Please turn to Slide 9 for a discussion on the full year. We are affirming our 2024 outlook with sales in the range of $850 million to $900 million, and adjusted EBITDA of $40 million to $50 million. While our team did deliver improved profit performance versus initial expectations to start the year, we remain cautious on near-term parcel order activity. We are confident in the long-term growth of the parcel market, but there continues to be uncertainty on the timing of market recovery. Given our visibility, we are focused on continuing the commercial momentum from the first quarter and driving efficiency across the organization. On cash flow, we remain on track to deliver our prior free cash flow guidance of $25 million to $35 million and expect improvement as the year progresses.

In closing, we are pleased with our start to the year. Our team is focused on commercial and operational execution to deliver our full-year outlook, while we also look to position the company for improved performance in 2025. With that, I will turn it back over to John Dunn.

John Dunn: Thank you, Jon. Turning to Slide 10. I want to conclude today’s prepared remarks by first extending my appreciation to the Shyft team as we continue our improvement journey. At the start of the call, I highlighted our commitment to enhancing shareholder value and returning Shyft to historic profitability by implementing our operational framework. The team is taking concrete steps to achieve this through operational excellence and a One Shyft mindset, all of which is focused on customer satisfaction and long-term growth. The dedication of our team is clear, and we are making progress. Together, we are acting with urgency to drive the enhanced performance. Thank you again for your trust and engagement. I’m confident in the direction of the company and look forward to sharing future updates with you. We are now ready to take your questions. Operator, please open the line.

Operator: Thank you very much. We’ll begin the question-and-answer session. [Operator Instructions] At this time, we will start with a question from Matt Koranda from Roth MKM. Matt, please go ahead.

Matt Koranda: Hi, guys. Good morning. I wanted to start off with the backlog and FVS guidance that the sequential increase is encouraging. And I guess, the implied order flow looks relatively healthy relative to kind of what you’ve been experiencing for the last several quarters. I noticed you mentioned in, at least, the release that doesn’t sound like it’s necessarily coming from parcel fleet customers. So I just wanted to see if you could talk about where is the strength in order flow coming from for FVS? And then what’s your expectation for fleet customers for the remainder of this year in terms of just the cadence of order flow? I guess, we’ve noticed that parcel unit growth does look like it’s being projected by some of the major fleets. So what does that mean for order flow from your parcel fleet customers for the rest of this year? If you could sort of expand upon that, that would be great.

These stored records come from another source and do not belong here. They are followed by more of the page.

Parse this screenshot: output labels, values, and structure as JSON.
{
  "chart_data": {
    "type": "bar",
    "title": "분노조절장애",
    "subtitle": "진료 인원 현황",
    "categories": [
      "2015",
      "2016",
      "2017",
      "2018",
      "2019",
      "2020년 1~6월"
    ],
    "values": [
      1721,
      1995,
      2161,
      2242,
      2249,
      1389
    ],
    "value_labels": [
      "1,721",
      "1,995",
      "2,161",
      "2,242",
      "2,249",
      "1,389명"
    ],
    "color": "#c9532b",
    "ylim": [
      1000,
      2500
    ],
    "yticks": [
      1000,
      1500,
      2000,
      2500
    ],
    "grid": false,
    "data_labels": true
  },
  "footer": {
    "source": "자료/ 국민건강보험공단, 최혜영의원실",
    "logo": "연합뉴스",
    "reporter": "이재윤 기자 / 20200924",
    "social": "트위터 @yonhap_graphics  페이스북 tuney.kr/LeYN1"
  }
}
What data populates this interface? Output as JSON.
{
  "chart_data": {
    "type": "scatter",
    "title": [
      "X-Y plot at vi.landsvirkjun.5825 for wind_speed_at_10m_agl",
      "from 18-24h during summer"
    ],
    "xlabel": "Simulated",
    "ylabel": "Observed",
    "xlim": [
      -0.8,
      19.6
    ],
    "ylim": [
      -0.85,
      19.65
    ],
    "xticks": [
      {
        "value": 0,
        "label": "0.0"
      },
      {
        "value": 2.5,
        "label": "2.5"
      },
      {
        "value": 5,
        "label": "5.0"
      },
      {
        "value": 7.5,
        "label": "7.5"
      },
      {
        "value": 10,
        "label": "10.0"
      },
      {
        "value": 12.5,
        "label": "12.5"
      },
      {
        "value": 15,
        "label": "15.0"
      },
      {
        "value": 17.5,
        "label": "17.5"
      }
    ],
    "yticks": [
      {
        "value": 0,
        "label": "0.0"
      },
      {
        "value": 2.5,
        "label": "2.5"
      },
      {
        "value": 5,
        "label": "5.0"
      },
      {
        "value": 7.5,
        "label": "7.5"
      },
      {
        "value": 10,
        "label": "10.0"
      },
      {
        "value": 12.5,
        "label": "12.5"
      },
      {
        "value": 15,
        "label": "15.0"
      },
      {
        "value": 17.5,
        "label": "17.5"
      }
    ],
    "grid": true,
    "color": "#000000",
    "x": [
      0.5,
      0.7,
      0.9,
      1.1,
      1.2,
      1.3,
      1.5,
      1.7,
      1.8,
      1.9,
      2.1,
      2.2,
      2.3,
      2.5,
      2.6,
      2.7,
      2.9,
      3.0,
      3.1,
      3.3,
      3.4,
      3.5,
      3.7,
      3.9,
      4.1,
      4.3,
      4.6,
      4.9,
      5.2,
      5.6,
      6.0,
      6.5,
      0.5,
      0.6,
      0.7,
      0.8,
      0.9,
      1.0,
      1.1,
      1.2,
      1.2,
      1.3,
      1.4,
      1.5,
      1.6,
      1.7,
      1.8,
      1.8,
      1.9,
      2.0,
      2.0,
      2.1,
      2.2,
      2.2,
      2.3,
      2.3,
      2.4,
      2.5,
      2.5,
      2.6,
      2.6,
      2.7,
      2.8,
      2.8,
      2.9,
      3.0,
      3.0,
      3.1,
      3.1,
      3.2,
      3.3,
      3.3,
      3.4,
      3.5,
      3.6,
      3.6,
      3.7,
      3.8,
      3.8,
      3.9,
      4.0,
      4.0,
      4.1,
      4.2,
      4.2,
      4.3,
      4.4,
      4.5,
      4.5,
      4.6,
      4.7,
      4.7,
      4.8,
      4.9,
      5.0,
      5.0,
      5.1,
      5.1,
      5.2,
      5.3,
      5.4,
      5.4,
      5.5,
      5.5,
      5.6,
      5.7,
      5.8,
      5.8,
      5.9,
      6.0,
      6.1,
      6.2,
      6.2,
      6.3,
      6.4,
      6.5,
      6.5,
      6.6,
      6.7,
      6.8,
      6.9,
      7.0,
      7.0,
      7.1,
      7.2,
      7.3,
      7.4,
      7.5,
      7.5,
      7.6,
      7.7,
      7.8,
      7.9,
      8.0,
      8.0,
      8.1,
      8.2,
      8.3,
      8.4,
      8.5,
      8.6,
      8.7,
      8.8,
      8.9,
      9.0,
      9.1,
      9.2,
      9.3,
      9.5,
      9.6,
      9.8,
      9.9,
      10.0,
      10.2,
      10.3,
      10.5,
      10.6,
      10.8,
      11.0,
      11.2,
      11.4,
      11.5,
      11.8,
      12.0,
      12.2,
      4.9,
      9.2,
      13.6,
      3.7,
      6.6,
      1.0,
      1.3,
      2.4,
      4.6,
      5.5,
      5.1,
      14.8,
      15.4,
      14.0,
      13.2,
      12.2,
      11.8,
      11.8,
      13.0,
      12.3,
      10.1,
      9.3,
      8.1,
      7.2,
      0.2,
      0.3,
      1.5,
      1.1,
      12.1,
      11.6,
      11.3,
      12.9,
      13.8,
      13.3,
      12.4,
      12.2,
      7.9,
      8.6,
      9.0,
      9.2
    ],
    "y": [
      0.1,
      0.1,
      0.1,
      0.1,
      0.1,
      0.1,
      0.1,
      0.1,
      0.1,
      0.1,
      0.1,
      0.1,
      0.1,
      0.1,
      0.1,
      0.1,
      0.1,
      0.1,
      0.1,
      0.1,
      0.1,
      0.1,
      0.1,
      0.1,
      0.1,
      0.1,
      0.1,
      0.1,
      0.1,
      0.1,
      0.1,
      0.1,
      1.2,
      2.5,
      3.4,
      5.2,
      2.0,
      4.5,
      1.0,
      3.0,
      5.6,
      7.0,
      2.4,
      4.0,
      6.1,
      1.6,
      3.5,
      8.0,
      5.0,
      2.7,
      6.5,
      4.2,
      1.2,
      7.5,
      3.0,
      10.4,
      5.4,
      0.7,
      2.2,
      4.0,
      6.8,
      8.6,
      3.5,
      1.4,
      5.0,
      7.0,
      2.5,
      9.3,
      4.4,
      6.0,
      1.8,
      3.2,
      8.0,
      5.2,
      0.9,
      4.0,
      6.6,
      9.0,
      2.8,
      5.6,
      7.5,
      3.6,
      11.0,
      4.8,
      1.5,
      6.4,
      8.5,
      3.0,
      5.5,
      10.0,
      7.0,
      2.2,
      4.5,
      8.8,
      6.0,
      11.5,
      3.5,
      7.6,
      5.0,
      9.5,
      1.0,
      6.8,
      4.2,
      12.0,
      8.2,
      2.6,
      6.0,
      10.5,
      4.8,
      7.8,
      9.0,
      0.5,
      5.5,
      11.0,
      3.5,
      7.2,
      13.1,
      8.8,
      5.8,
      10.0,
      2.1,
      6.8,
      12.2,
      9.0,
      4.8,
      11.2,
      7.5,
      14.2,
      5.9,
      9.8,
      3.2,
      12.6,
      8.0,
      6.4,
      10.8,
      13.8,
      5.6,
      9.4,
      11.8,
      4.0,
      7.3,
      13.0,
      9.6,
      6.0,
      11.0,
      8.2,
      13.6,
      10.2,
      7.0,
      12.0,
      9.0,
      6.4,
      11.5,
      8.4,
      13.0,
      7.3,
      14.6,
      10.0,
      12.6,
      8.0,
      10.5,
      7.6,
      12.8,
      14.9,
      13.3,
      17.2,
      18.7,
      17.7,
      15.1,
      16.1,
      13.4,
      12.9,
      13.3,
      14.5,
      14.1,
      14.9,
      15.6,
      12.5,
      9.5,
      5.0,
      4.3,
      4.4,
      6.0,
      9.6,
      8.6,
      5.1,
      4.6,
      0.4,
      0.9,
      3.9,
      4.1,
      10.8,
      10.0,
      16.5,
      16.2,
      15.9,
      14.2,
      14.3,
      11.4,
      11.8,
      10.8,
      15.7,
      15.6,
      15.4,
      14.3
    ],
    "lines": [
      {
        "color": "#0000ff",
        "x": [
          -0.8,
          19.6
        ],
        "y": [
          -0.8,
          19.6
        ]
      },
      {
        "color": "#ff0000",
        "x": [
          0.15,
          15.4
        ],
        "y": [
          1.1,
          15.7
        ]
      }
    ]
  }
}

Jonathan Douyard: Yes, Matt, thanks for the question. I think — I mean, we’re certainly pleased with the performance of the FVS commercial teams this quarter. I think we’ve talked in the past about how do we expand and diversify that customer base. We’re seeing some of the fruits of that here in the quarter. And as John mentioned in his prepared remarks, we really saw strength from a utility perspective as well as in food and beverage in the quarter. So if you look at it, just maybe for some historical perspective, if you go back a couple of years, FVS was 75% parcel, 25% other vocations. What we saw this quarter was an inverse of that from an orders perspective. And so while there was some parcel activity, certainly not to the levels that we saw historically.

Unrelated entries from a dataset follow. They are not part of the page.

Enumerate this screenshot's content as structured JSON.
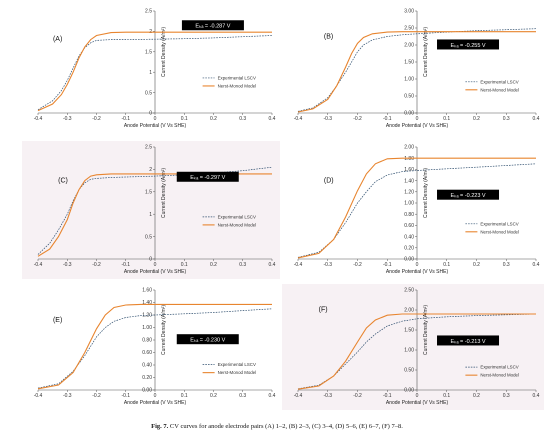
{
  "caption": {
    "fig_label": "Fig. 7.",
    "text": " CV curves for anode electrode pairs (A) 1–2, (B) 2–3, (C) 3–4, (D) 5–6, (E) 6–7, (F) 7–8."
  },
  "colors": {
    "experimental": "#2f4f6f",
    "model": "#e8852f",
    "panel_bg_shaded": "#f7f1f4",
    "ebox_bg": "#000000"
  },
  "chart_data": [
    {
      "type": "line",
      "panel_label": "(A)",
      "xlabel": "Anode Potential (V Vs SHE)",
      "ylabel": "Current Density (A/m²)",
      "xlim": [
        -0.4,
        0.4
      ],
      "ylim": [
        0,
        2.5
      ],
      "xticks": [
        "-0.4",
        "-0.3",
        "-0.2",
        "-0.1",
        "0",
        "0.1",
        "0.2",
        "0.3",
        "0.4"
      ],
      "yticks": [
        "0",
        "0.5",
        "1",
        "1.5",
        "2",
        "2.5"
      ],
      "annotation": "Eₖₐ = -0.287 V",
      "legend": [
        "Experimental LSCV",
        "Nerst-Monod Model"
      ],
      "series": [
        {
          "name": "Experimental LSCV",
          "style": "dashed",
          "x": [
            -0.4,
            -0.35,
            -0.32,
            -0.3,
            -0.28,
            -0.26,
            -0.24,
            -0.22,
            -0.2,
            -0.15,
            -0.1,
            0,
            0.1,
            0.2,
            0.3,
            0.4
          ],
          "y": [
            0.08,
            0.3,
            0.55,
            0.8,
            1.1,
            1.4,
            1.6,
            1.72,
            1.78,
            1.8,
            1.8,
            1.81,
            1.82,
            1.84,
            1.87,
            1.9
          ]
        },
        {
          "name": "Nerst-Monod Model",
          "style": "solid",
          "x": [
            -0.4,
            -0.35,
            -0.32,
            -0.3,
            -0.28,
            -0.26,
            -0.24,
            -0.22,
            -0.2,
            -0.15,
            -0.1,
            0,
            0.1,
            0.2,
            0.3,
            0.4
          ],
          "y": [
            0.06,
            0.22,
            0.45,
            0.7,
            1.0,
            1.35,
            1.62,
            1.8,
            1.9,
            1.97,
            1.98,
            1.98,
            1.98,
            1.98,
            1.98,
            1.98
          ]
        }
      ]
    },
    {
      "type": "line",
      "panel_label": "(B)",
      "xlabel": "Anode Potential (V Vs SHE)",
      "ylabel": "Current Density (A/m²)",
      "xlim": [
        -0.4,
        0.4
      ],
      "ylim": [
        0,
        3.0
      ],
      "xticks": [
        "-0.4",
        "-0.3",
        "-0.2",
        "-0.1",
        "0",
        "0.1",
        "0.2",
        "0.3",
        "0.4"
      ],
      "yticks": [
        "0.00",
        "0.50",
        "1.00",
        "1.50",
        "2.00",
        "2.50",
        "3.00"
      ],
      "annotation": "Eₖₐ = -0.255 V",
      "legend": [
        "Experimental LSCV",
        "Nerst-Monod Model"
      ],
      "series": [
        {
          "name": "Experimental LSCV",
          "style": "dashed",
          "x": [
            -0.4,
            -0.35,
            -0.3,
            -0.27,
            -0.24,
            -0.22,
            -0.2,
            -0.18,
            -0.15,
            -0.1,
            -0.05,
            0,
            0.1,
            0.2,
            0.3,
            0.4
          ],
          "y": [
            0.05,
            0.15,
            0.45,
            0.8,
            1.2,
            1.5,
            1.8,
            2.0,
            2.15,
            2.25,
            2.3,
            2.33,
            2.38,
            2.42,
            2.45,
            2.48
          ]
        },
        {
          "name": "Nerst-Monod Model",
          "style": "solid",
          "x": [
            -0.4,
            -0.35,
            -0.3,
            -0.27,
            -0.24,
            -0.22,
            -0.2,
            -0.18,
            -0.15,
            -0.1,
            -0.05,
            0,
            0.1,
            0.2,
            0.3,
            0.4
          ],
          "y": [
            0.03,
            0.12,
            0.4,
            0.8,
            1.35,
            1.75,
            2.05,
            2.22,
            2.33,
            2.38,
            2.39,
            2.39,
            2.39,
            2.39,
            2.39,
            2.39
          ]
        }
      ]
    },
    {
      "type": "line",
      "panel_label": "(C)",
      "xlabel": "Anode Potential (V Vs SHE)",
      "ylabel": "Current Density (A/m²)",
      "xlim": [
        -0.4,
        0.4
      ],
      "ylim": [
        0,
        2.5
      ],
      "xticks": [
        "-0.4",
        "-0.3",
        "-0.2",
        "-0.1",
        "0",
        "0.1",
        "0.2",
        "0.3",
        "0.4"
      ],
      "yticks": [
        "0",
        "0.5",
        "1",
        "1.5",
        "2",
        "2.5"
      ],
      "annotation": "Eₖₐ = -0.297 V",
      "legend": [
        "Experimental LSCV",
        "Nerst-Monod Model"
      ],
      "series": [
        {
          "name": "Experimental LSCV",
          "style": "dashed",
          "x": [
            -0.4,
            -0.36,
            -0.33,
            -0.3,
            -0.28,
            -0.26,
            -0.24,
            -0.22,
            -0.2,
            -0.15,
            -0.1,
            0,
            0.1,
            0.2,
            0.3,
            0.4
          ],
          "y": [
            0.1,
            0.35,
            0.65,
            1.0,
            1.3,
            1.55,
            1.7,
            1.78,
            1.8,
            1.82,
            1.83,
            1.85,
            1.88,
            1.92,
            1.97,
            2.05
          ]
        },
        {
          "name": "Nerst-Monod Model",
          "style": "solid",
          "x": [
            -0.4,
            -0.36,
            -0.33,
            -0.3,
            -0.28,
            -0.26,
            -0.24,
            -0.22,
            -0.2,
            -0.15,
            -0.1,
            0,
            0.1,
            0.2,
            0.3,
            0.4
          ],
          "y": [
            0.06,
            0.22,
            0.5,
            0.88,
            1.25,
            1.55,
            1.75,
            1.85,
            1.88,
            1.9,
            1.9,
            1.9,
            1.9,
            1.9,
            1.9,
            1.9
          ]
        }
      ]
    },
    {
      "type": "line",
      "panel_label": "(D)",
      "xlabel": "Anode Potential (V Vs SHE)",
      "ylabel": "Current Density (A/m²)",
      "xlim": [
        -0.4,
        0.4
      ],
      "ylim": [
        0,
        2.0
      ],
      "xticks": [
        "-0.4",
        "-0.3",
        "-0.2",
        "-0.1",
        "0",
        "0.1",
        "0.2",
        "0.3",
        "0.4"
      ],
      "yticks": [
        "0.00",
        "0.20",
        "0.40",
        "0.60",
        "0.80",
        "1.00",
        "1.20",
        "1.40",
        "1.60",
        "1.80",
        "2.00"
      ],
      "annotation": "Eₖₐ = -0.223 V",
      "legend": [
        "Experimental LSCV",
        "Nerst-Monod Model"
      ],
      "series": [
        {
          "name": "Experimental LSCV",
          "style": "dashed",
          "x": [
            -0.4,
            -0.33,
            -0.28,
            -0.24,
            -0.2,
            -0.17,
            -0.14,
            -0.1,
            -0.05,
            0,
            0.1,
            0.2,
            0.3,
            0.4
          ],
          "y": [
            0.03,
            0.12,
            0.35,
            0.65,
            1.0,
            1.2,
            1.38,
            1.5,
            1.56,
            1.58,
            1.61,
            1.64,
            1.67,
            1.7
          ]
        },
        {
          "name": "Nerst-Monod Model",
          "style": "solid",
          "x": [
            -0.4,
            -0.33,
            -0.28,
            -0.24,
            -0.2,
            -0.17,
            -0.14,
            -0.1,
            -0.05,
            0,
            0.1,
            0.2,
            0.3,
            0.4
          ],
          "y": [
            0.02,
            0.1,
            0.35,
            0.75,
            1.22,
            1.52,
            1.7,
            1.79,
            1.8,
            1.8,
            1.8,
            1.8,
            1.8,
            1.8
          ]
        }
      ]
    },
    {
      "type": "line",
      "panel_label": "(E)",
      "xlabel": "Anode Potential (V Vs SHE)",
      "ylabel": "Current Density (A/m²)",
      "xlim": [
        -0.4,
        0.4
      ],
      "ylim": [
        0,
        1.6
      ],
      "xticks": [
        "-0.4",
        "-0.3",
        "-0.2",
        "-0.1",
        "0",
        "0.1",
        "0.2",
        "0.3",
        "0.4"
      ],
      "yticks": [
        "0.00",
        "0.20",
        "0.40",
        "0.60",
        "0.80",
        "1.00",
        "1.20",
        "1.40",
        "1.60"
      ],
      "annotation": "Eₖₐ = -0.230 V",
      "legend": [
        "Experimental LSCV",
        "Nerst-Monod Model"
      ],
      "series": [
        {
          "name": "Experimental LSCV",
          "style": "dashed",
          "x": [
            -0.4,
            -0.33,
            -0.28,
            -0.24,
            -0.2,
            -0.17,
            -0.14,
            -0.1,
            -0.05,
            0,
            0.1,
            0.2,
            0.3,
            0.4
          ],
          "y": [
            0.03,
            0.1,
            0.3,
            0.55,
            0.85,
            1.0,
            1.1,
            1.16,
            1.19,
            1.2,
            1.22,
            1.24,
            1.27,
            1.3
          ]
        },
        {
          "name": "Nerst-Monod Model",
          "style": "solid",
          "x": [
            -0.4,
            -0.33,
            -0.28,
            -0.24,
            -0.2,
            -0.17,
            -0.14,
            -0.1,
            -0.05,
            0,
            0.1,
            0.2,
            0.3,
            0.4
          ],
          "y": [
            0.02,
            0.08,
            0.28,
            0.6,
            0.98,
            1.2,
            1.32,
            1.36,
            1.37,
            1.37,
            1.37,
            1.37,
            1.37,
            1.37
          ]
        }
      ]
    },
    {
      "type": "line",
      "panel_label": "(F)",
      "xlabel": "Anode Potential (V Vs SHE)",
      "ylabel": "Current Density (A/m²)",
      "xlim": [
        -0.4,
        0.4
      ],
      "ylim": [
        0,
        2.5
      ],
      "xticks": [
        "-0.4",
        "-0.3",
        "-0.2",
        "-0.1",
        "0",
        "0.1",
        "0.2",
        "0.3",
        "0.4"
      ],
      "yticks": [
        "0.00",
        "0.50",
        "1.00",
        "1.50",
        "2.00",
        "2.50"
      ],
      "annotation": "Eₖₐ = -0.213 V",
      "legend": [
        "Experimental LSCV",
        "Nerst-Monod Model"
      ],
      "series": [
        {
          "name": "Experimental LSCV",
          "style": "dashed",
          "x": [
            -0.4,
            -0.33,
            -0.28,
            -0.24,
            -0.2,
            -0.17,
            -0.14,
            -0.1,
            -0.05,
            0,
            0.1,
            0.2,
            0.3,
            0.4
          ],
          "y": [
            0.03,
            0.12,
            0.35,
            0.65,
            0.95,
            1.2,
            1.4,
            1.6,
            1.72,
            1.78,
            1.83,
            1.86,
            1.88,
            1.9
          ]
        },
        {
          "name": "Nerst-Monod Model",
          "style": "solid",
          "x": [
            -0.4,
            -0.33,
            -0.28,
            -0.24,
            -0.2,
            -0.17,
            -0.14,
            -0.1,
            -0.05,
            0,
            0.1,
            0.2,
            0.3,
            0.4
          ],
          "y": [
            0.02,
            0.1,
            0.35,
            0.72,
            1.2,
            1.55,
            1.75,
            1.87,
            1.9,
            1.9,
            1.9,
            1.9,
            1.9,
            1.9
          ]
        }
      ]
    }
  ]
}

As we look at the timing of that, consistent with what we’ve said in prior discussions, the — our fleet customers continued to discuss about their need for additional vehicles in their fleets. And so we remain close to them, engaged anticipating the timing of their needs. We would expect to see some pickup in activity here in the second quarter, but most likely closer to midyear. So some of that may be in the third quarter as well.